The main drag continues to come from manufacturing where the order situation deteriorated further. Companies keep reducing the stock of purchased goods. However, the declines in purchasing activity have lost some momentum. Thus, the destocking process may bottom out over the next few months in line with a worldwide trend. This will be an important precondition for the recovery of the manufacturing sector which we expect for the beginning of next year.

Turning to France and Germany, de la Rubia said:

In terms of the weakness in the manufacturing sector, France is catching up with Germany. Indeed, the French PMI heads further south while Germany’s PMI has marginally increased from a very low level. In the services sector, the French services sector is in a much worse state than the German one. At the same time there are signs of a stabilization in Germany services, but further deterioration in France. This may have to do with the fact the luxury goods business and services play a more important role in France than they do in Germany. When things go south, those are the first to feel it, way more than non-luxury business providers.

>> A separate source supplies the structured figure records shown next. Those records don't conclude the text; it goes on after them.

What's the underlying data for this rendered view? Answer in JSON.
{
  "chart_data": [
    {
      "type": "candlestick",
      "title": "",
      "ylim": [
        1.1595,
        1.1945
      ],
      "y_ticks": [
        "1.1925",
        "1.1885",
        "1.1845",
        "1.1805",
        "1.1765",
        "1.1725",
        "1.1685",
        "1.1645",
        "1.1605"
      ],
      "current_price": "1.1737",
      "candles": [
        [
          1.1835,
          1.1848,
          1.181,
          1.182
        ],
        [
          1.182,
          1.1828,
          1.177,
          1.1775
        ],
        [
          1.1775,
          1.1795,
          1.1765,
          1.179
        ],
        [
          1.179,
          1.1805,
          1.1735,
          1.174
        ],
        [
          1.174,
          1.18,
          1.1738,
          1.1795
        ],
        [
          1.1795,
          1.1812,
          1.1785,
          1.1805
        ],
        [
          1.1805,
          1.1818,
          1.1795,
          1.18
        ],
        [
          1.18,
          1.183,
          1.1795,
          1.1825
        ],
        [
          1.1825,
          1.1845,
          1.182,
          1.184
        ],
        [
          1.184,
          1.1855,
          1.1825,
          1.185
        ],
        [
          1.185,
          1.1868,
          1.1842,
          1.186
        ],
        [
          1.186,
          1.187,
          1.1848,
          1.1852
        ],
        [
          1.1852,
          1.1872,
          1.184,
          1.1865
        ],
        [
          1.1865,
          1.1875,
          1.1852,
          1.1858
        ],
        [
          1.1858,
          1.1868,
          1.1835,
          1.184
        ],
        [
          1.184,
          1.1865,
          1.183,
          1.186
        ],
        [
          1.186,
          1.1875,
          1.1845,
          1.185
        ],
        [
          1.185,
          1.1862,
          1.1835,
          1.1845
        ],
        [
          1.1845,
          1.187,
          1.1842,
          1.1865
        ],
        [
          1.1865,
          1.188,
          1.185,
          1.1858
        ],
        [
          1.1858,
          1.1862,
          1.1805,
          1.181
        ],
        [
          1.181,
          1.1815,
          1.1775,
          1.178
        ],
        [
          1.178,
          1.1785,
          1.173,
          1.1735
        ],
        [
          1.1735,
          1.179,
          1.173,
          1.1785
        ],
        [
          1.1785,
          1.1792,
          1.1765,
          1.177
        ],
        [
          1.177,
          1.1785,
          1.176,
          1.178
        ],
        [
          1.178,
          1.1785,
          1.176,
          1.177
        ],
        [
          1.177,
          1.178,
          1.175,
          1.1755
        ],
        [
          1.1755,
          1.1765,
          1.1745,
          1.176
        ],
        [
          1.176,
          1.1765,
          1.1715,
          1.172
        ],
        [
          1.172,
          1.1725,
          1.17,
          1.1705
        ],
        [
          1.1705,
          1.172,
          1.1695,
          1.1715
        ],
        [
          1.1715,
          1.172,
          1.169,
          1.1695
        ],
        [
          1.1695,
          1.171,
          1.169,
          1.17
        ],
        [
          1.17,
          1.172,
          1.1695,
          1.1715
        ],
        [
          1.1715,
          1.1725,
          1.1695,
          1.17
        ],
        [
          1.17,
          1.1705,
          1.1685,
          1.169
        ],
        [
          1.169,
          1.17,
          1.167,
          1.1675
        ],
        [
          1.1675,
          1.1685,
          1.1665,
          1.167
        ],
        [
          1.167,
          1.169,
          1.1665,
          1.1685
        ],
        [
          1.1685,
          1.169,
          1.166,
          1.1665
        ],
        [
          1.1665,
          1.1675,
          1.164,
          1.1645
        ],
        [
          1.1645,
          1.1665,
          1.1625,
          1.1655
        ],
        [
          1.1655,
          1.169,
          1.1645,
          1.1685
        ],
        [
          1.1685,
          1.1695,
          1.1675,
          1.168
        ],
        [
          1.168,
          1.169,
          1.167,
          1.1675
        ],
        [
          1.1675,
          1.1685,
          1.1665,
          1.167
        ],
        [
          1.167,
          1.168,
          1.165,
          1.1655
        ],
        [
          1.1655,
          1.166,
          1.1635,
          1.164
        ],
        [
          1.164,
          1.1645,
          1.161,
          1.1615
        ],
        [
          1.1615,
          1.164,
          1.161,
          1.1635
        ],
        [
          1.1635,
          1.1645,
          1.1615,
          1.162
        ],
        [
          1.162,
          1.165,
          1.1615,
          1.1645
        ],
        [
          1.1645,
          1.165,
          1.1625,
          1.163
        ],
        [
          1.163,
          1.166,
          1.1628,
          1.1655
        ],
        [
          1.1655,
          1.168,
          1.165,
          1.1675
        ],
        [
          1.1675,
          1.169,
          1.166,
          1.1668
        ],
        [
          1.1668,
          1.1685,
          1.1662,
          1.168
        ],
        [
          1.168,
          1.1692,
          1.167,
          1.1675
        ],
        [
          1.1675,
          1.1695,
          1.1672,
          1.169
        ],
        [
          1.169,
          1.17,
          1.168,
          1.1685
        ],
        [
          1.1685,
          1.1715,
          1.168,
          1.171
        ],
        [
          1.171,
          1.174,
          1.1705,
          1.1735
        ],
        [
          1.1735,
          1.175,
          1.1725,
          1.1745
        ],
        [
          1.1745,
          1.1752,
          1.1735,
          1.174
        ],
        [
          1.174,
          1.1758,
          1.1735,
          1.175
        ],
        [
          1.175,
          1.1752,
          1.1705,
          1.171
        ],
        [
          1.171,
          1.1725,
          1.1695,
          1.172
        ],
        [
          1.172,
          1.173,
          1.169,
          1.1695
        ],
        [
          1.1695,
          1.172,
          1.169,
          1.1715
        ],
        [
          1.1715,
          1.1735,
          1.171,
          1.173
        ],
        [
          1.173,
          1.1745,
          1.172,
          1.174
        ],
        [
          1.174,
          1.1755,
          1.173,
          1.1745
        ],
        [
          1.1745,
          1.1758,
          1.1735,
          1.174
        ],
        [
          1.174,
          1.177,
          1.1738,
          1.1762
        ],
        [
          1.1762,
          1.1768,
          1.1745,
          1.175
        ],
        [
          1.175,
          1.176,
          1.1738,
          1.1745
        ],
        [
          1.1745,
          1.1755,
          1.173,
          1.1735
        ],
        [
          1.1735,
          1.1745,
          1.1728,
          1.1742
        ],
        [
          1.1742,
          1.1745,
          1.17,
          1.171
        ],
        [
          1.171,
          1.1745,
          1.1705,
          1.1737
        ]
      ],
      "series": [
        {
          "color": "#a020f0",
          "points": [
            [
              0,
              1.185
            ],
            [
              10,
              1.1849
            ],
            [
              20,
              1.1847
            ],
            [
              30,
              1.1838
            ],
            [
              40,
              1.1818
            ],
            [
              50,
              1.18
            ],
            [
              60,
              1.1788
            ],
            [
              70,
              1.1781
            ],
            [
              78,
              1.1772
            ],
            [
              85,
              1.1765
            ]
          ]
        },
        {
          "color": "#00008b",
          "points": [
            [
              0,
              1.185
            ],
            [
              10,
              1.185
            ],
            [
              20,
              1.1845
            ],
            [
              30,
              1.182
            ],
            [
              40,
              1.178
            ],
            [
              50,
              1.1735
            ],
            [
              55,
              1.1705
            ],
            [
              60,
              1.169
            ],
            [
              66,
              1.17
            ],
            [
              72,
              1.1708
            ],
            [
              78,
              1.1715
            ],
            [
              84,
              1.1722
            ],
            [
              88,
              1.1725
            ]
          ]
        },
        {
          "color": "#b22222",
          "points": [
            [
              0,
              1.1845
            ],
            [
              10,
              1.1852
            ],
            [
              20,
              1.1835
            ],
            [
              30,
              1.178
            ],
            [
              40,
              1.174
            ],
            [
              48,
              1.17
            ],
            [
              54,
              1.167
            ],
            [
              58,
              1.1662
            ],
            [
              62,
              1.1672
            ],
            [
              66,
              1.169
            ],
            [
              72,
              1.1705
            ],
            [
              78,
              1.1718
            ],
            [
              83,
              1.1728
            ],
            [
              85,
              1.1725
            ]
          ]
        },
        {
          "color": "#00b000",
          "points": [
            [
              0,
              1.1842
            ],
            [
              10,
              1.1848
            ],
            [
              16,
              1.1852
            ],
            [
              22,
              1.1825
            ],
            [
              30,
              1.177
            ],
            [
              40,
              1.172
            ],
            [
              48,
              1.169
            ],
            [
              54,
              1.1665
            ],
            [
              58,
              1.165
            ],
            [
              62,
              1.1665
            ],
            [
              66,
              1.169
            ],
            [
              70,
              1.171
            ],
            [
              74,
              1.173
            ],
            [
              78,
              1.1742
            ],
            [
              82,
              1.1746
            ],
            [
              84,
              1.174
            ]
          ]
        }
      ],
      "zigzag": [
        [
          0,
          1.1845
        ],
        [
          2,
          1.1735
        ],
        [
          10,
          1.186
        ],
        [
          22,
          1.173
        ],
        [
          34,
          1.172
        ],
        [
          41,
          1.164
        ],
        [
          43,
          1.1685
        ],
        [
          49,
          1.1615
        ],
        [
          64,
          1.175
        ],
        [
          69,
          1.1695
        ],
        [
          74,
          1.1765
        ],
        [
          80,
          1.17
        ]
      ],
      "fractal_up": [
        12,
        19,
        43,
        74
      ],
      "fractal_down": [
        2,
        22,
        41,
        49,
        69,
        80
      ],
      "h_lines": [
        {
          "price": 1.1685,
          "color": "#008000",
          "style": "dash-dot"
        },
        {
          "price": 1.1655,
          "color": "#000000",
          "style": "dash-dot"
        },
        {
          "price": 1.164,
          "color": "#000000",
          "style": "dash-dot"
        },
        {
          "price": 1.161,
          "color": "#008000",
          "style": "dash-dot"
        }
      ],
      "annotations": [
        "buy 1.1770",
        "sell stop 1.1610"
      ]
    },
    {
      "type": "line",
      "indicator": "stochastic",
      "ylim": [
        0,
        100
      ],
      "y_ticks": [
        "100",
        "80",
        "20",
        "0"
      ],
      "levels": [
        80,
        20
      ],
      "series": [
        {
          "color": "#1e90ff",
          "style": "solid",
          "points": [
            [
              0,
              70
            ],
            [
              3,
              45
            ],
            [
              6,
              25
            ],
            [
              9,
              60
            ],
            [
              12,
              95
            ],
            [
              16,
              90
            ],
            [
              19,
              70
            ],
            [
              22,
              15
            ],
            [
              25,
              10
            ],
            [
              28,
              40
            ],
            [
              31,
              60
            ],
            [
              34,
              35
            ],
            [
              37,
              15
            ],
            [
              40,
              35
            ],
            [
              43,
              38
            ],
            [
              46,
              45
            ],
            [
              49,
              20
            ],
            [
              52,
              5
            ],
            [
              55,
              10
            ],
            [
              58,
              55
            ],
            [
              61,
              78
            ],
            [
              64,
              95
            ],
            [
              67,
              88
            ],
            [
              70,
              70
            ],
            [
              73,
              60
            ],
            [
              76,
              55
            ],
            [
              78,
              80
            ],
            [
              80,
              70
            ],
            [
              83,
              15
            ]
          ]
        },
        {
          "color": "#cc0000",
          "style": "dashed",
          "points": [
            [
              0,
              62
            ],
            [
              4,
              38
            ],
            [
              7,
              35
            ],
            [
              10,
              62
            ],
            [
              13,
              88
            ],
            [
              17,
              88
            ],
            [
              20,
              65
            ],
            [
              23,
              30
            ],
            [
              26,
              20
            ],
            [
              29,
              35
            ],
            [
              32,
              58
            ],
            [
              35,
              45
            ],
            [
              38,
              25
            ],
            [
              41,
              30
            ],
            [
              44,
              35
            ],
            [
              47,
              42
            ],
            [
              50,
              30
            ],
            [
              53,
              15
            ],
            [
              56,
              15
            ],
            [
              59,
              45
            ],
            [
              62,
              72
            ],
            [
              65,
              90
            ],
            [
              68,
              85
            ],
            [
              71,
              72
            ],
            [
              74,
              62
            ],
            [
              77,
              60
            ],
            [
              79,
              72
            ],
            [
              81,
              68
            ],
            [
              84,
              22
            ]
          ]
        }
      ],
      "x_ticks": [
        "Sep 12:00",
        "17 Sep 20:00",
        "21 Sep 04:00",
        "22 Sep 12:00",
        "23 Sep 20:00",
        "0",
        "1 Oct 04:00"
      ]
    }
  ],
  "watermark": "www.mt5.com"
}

Eurozone companies suffer sharp drop in new orders – PMI

Business activity in the eurozone continued to shrink in September, as companies suffered their sharpest drop in new orders for almost three years.

The worsening in output was once again led by manufacturing but the service sector also declined for the second month running, according to the ‘flash’ PMI from Hamburg Commercial Bank, compiled by S&P Global Market Intelligence. At the same time, costs and inflation picked up although factory gate prices increased at the lowest pace in more than 2 1/2 years.

The eurozone’s two largest economies – Germany and France – were the key drivers of the overall downturn in activity, as we reported earlier. In the rest of the eurozone, business activity was broadly stable.

Key findings (any reading below 50 points to contraction):

  • HCOB Flash Eurozone Composite PMI Output Index at 47.1 (August: 46.7). 2-month high.

  • HCOB Flash Eurozone Services PMI Business Activity Index at 48.4 (August: 47.9). 2-month high.

  • HCOB Flash Eurozone Manufacturing PMI Output Index at 43.4 (August: 43.4). Unchanged rate of decline.

  • HCOB Flash Eurozone Manufacturing PMI at 43.4 (August: 43.5). 2-month low.